The famed Circuit de Monaco is one of the most iconic stops on Formula 1’s schedule, but it is also one of its most treacherous. A hairpin descent. Walls close enough to kiss. A dark tunnel that ejects drivers into a burst of blinding sunlight.
And that’s on a good day.
Sunday was not a good day: When rain started to fall during the Monaco Grand Prix and tires started to lose their grip, the conditions deteriorated so quickly that even the most seasoned teams might have been filled with trepidation.
But Max Verstappen is not the average driver, and so while others struggled he simply sped away, claiming his fourth win of the season, and the 38th of his career.

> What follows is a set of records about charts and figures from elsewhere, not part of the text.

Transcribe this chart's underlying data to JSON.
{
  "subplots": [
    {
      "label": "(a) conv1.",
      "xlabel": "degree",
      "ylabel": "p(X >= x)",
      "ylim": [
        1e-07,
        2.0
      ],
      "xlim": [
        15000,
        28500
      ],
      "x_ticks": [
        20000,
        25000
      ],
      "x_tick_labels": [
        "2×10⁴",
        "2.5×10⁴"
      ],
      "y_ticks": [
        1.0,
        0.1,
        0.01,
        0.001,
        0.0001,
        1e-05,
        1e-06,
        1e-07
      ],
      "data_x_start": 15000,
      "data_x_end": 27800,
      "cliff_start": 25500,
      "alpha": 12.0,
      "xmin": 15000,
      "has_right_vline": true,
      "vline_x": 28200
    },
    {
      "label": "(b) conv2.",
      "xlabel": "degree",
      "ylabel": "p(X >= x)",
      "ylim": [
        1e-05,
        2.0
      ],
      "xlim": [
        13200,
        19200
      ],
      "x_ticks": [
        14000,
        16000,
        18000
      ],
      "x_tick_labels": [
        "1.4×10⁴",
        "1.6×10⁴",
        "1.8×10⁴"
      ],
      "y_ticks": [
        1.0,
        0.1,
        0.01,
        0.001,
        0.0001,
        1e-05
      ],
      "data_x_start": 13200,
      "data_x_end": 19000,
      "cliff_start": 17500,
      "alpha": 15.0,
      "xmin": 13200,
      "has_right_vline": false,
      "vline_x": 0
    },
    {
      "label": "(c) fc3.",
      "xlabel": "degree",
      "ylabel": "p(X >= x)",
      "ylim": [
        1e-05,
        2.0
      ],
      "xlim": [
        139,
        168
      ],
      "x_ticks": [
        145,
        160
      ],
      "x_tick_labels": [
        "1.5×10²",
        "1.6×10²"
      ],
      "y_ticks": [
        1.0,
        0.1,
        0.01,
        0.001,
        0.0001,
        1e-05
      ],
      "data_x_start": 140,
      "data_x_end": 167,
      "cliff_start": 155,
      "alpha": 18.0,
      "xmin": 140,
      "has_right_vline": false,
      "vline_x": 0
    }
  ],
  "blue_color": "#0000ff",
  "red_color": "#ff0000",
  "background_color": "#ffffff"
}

It was his second win at Monaco in three years, and extended his lead, and Red Bull’s, in the season points standings.
“It was incredibly slippery,” Verstappen said of managing the conditions, the first rain of the current Formula 1 season. “When you are that far in the lead you don’t want to push too hard, but also you don’t want to lose too much time.”
“We clipped the walls a few times — it was super difficult out there — but that’s Monaco.”
Fernando Alonso of Aston Martin finished the race where he started it, in second place, and Alpine’s Esteban Ocon did the same to claim a satisfying third. But neither was a serious challenger to Verstappen all day in a race that lasted nearly two hours as the speedy cars sometimes slowed to a crawl as drivers tried to hold their nerve.
The Race in Photos
Where the Race Turned
Rain that had been on everyone’s radar for the first half of the race finally arrived around lap 50, and that set off a frantic series of pit stops and tire changes for the leaders. The problem was that it was not raining on every sector of the track initially, so tires that were fine on dry pavement suddenly became unmanageable where it was slick.
That produced a series of frantic scenes and different decisions: Alonso, running second, pitted twice in quick succession; Ferrari’s two cars came into the pit one behind the other, taking turns to get new tires; drivers lost vision and slid either off the racing lane, into the barriers, or into the path of other cars. Wary drivers tip-toed through the tightest turns uneasily before trying to sprint away when they got their grip back, or peppered their teams for the latest weather reports.
Yet when it was over, Verstappen emerged right where he was: in the lead.